In the Middle Ages, there stood a wooden castle on this hill, called Kula in the chronicles. It was destroyed by the Livonian army in 1348. For many years, the hill called Pilis, Maldavimai, Jurgaičiai, Domantai Mound, stood bare. Local people told that the first crosses had been built in the middle of the 19th century, praying God for grace and health, because people considered this hill to be a holy place. Others claimed that it was started to build crosses to remember those who were killed in the uprisings of 1831 and 1863 against the Tsarist Russia. After suppressing the uprising, the occupation authorities prohibited construction of crosses and destroyed the already built ones.

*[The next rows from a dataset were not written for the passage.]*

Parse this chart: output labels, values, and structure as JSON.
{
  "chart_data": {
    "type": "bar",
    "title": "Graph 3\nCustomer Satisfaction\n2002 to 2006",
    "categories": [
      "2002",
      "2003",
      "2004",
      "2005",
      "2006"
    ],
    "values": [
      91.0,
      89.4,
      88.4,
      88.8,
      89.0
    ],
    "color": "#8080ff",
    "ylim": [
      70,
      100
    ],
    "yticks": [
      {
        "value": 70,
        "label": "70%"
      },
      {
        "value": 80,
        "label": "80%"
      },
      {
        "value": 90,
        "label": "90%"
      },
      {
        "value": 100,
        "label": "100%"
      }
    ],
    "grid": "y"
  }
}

Despite all this, throughout all period of Lithuania’s occupation, the Hill of Crosses remained a symbol of heroic resistance and belief in freedom.
The Hill of Crosses became famous around the world when Pope John Paul II visited it on September 7, 1993. In the chapel (architects A. Jukna and R. Budrytė) built opposite the Hill of Crosses, John Paul II celebrated Holy Mass for a gathering of 100,000 pilgrims. The Pope blessed Lithuania and all Christian Europe. One year later, the gift of the Holy Father to Lithuania – the Crucifix (sculptor E. Manfrini) – reached the Hill of Crosses.